Week Two :: June 30 - July 7

American Identity

Who are we as Americans? Everyone has their own definition of the American identity, and most agree it’s being lost. A recent poll from The Associated Press-NORC Center for Public Affairs Research found that 71 percent of Americans feel the United States is losing its national identity — that is, the beliefs and values the country represents. During this week, we reach across the aisles of both politics and faith. We examine how we’ve defined American identity throughout our history and the stories we’ve told to shape that identity; the political, economic and social factors that shape our contemporary definitions; and what these different national identities — at times in conflict with one another — mean for our democracy and the prosperity of all Americans. We’ll consider whether a new foundation of American identity is necessary — or even possible.


  • COMMUNITY Annual Community Band concert
  • ENTERTAINMENT Cirque Montage
    “Verdi Requiem” with Buffalo Philharmonic Chorus
    Independence Day Pops Celebration
  • THEATER An Octoroon by Branden Jacobs-Jenkins
  • VISUAL ARTS 61st Chautauqua Annual Exhibition of Contemporary Art


Week Three :: July 7–July 14

The Art of Play

Play is critically important in the social and emotional development of a child, but research also tells us that play shouldn’t end when we grow up. This week, we take a multigenerational approach to play, to the act of instructive fun. How does play help people of all ages build community, keep our minds sharp and strengthen the relationships with those we love? From the free-spirited, free-form play of youth to the intellectual challenge of puzzles and games to the creative problem-solving exhibited in board rooms, we examine the science behind the importance of play, the changing culture of play and gaming, and the innovative work aimed at improving our personal and professional lives through play.


  • THEATER New Play Workshop No. 1
  • OPERA Don Giovanni by W.A. Mozart
  • VISUAL ARTS  61st Chautauqua Annual Exhibition of Contemporary Art


Week Four :: July 14 – July 21

Russia and the West

A quarter-century has passed since the collapse of the Soviet Union — and the promise of new relationship with the West — yet we find ourselves at what some consider the brink of a new Cold War. What has happened to damage relations between Russia and the West over 25 years, how have power dynamics changed in the age of digital and information warfare, and what must we understand about the recent history of Vladimir Putin’s Russia and its relationship with the West and the world? Building upon the work of the Chautauqua Conferences on U.S.-Soviet Relations of the 1980s and 1990s, we reaffirm our need for a deeper cultural understanding of Russia, its history and its people.


  • THEATER Airness by Chelsea Marcantel
  • VISUAL ARTS 61st Chautauqua Annual Exhibition of Contemporary Art


Week Five :: July 21 – July 28

The Ethics of Dissent

If dissent is the “highest form of patriotism,” at what point does dissent become harmful subversion?
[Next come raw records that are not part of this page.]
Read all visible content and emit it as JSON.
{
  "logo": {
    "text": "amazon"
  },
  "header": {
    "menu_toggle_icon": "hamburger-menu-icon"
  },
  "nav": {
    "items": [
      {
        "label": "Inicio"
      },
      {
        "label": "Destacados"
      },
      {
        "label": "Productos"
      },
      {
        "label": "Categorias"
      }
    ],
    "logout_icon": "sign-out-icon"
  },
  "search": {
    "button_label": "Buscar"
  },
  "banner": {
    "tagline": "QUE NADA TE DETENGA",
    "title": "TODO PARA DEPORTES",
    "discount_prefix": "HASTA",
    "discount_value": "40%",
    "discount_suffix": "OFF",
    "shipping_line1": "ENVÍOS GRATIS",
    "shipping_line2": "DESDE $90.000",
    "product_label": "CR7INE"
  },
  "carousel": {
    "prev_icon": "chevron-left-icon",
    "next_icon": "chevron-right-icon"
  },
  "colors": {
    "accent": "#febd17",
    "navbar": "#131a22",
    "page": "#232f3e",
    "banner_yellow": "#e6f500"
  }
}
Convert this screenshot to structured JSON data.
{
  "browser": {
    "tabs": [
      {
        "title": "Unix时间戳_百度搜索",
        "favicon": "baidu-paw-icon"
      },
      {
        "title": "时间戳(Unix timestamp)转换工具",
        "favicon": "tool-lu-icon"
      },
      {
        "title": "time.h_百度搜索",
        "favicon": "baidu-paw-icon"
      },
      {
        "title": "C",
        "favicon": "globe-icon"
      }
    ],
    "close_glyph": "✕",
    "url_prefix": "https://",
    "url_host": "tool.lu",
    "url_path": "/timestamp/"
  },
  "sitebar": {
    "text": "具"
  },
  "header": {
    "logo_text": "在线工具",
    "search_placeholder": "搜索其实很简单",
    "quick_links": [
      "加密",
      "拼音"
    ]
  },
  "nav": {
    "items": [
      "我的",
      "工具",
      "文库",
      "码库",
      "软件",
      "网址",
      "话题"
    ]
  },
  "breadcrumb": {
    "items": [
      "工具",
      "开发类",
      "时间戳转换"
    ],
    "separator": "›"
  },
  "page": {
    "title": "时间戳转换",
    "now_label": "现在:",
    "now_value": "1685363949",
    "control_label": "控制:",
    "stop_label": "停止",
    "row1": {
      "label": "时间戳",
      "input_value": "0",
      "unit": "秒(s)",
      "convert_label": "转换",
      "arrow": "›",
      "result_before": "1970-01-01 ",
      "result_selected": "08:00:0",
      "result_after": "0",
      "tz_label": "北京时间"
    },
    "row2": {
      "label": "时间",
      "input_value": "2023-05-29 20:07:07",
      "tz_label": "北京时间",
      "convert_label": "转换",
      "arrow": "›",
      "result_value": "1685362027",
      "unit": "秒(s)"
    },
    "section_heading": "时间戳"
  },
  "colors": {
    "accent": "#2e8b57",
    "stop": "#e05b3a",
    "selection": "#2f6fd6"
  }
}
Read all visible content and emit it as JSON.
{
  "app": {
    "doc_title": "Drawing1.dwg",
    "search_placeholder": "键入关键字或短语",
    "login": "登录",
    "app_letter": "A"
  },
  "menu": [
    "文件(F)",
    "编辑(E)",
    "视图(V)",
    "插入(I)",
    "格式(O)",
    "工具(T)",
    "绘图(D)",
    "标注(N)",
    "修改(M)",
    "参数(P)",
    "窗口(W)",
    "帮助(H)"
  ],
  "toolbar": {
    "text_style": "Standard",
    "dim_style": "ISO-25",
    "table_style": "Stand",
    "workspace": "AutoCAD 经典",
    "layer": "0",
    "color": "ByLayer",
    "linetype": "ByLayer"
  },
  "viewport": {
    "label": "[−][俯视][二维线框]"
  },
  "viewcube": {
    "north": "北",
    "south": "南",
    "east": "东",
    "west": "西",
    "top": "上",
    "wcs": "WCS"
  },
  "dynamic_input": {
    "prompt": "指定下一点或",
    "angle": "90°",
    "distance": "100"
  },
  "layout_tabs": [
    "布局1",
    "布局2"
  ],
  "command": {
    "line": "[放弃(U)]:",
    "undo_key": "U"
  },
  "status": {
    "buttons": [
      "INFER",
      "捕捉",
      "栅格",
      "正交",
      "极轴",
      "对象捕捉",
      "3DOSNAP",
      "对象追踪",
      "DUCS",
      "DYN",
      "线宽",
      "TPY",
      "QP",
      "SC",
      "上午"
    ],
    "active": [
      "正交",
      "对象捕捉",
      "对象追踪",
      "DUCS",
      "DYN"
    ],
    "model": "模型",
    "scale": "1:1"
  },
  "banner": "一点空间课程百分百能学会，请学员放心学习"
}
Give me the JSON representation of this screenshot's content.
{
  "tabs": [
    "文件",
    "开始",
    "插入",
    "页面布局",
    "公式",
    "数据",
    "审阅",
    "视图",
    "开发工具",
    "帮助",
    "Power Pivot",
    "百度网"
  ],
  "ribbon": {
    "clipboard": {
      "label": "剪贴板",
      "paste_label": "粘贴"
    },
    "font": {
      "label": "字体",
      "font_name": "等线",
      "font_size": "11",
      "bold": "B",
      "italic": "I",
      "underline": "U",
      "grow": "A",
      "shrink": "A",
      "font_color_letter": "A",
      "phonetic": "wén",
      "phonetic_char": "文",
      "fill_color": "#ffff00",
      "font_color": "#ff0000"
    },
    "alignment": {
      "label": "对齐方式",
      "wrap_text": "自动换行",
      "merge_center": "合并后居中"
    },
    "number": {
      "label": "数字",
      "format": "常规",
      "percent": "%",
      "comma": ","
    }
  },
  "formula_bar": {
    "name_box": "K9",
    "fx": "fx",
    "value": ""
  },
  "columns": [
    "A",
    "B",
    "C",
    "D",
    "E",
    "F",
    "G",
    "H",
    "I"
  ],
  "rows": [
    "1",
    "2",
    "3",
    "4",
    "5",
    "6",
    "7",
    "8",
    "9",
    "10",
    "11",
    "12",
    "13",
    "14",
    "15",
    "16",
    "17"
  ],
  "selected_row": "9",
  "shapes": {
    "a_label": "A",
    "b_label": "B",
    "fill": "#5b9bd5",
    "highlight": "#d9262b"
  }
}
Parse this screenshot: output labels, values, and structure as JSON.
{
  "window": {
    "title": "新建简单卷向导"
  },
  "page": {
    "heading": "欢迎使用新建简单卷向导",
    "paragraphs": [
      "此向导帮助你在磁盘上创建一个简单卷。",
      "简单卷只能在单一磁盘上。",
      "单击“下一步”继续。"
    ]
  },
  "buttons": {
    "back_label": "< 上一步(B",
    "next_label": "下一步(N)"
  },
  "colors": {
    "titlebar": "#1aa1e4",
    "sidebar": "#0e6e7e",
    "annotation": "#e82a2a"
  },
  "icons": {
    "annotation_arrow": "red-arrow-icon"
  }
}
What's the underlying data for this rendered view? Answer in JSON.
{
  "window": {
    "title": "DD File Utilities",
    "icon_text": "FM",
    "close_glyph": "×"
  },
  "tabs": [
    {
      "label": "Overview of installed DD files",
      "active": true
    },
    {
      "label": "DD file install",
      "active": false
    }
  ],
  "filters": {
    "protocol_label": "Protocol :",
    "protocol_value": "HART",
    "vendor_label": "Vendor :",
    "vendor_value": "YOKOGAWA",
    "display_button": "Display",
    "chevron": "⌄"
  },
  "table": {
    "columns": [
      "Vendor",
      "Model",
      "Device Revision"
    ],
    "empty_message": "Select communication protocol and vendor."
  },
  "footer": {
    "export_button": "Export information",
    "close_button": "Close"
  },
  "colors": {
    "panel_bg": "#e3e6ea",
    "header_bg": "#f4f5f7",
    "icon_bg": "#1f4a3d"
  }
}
How does the First Amendment color the American debate on this subject, and what about other countries where these protections are nonexistent or less explicit? Is violence ever justified, and, if so, at what cost? In this week, we’ll examine the obligations of active citizens and cultural critics, look at the role dissent has played in the development of democracy and a muscular civic dialogue, and consider how dissent has changed — in the forms it takes, how it is responded to, and the rules by which society allows or prohibits it.


  • MUSIC Chautauqua Piano Competition
  • OPERA Candide by Leonard Bernstein
  • THEATER Airness by Chelsea Marcantel
  • VISUAL ARTS Chautauqua School of Art Annual Student Exhibition


Week Six :: July 28 – August 4

The Changing Nature of Work

The state of work in America exists in contradictions. Wealth creation is up, but the per-capita GDP is stagnating. Working-class wages have been flat for decades, but the “gig economy” is booming. This week we study the nature of work in this country, examining the future of automation, the changing role of labor unions, the identity politics of the working classes, and the disappearing line in work-life balance. We look across generations and social classes, seeking to find who we are in a culture that ties identity to the jobs we hold, and reclaiming and honoring the dignity of work.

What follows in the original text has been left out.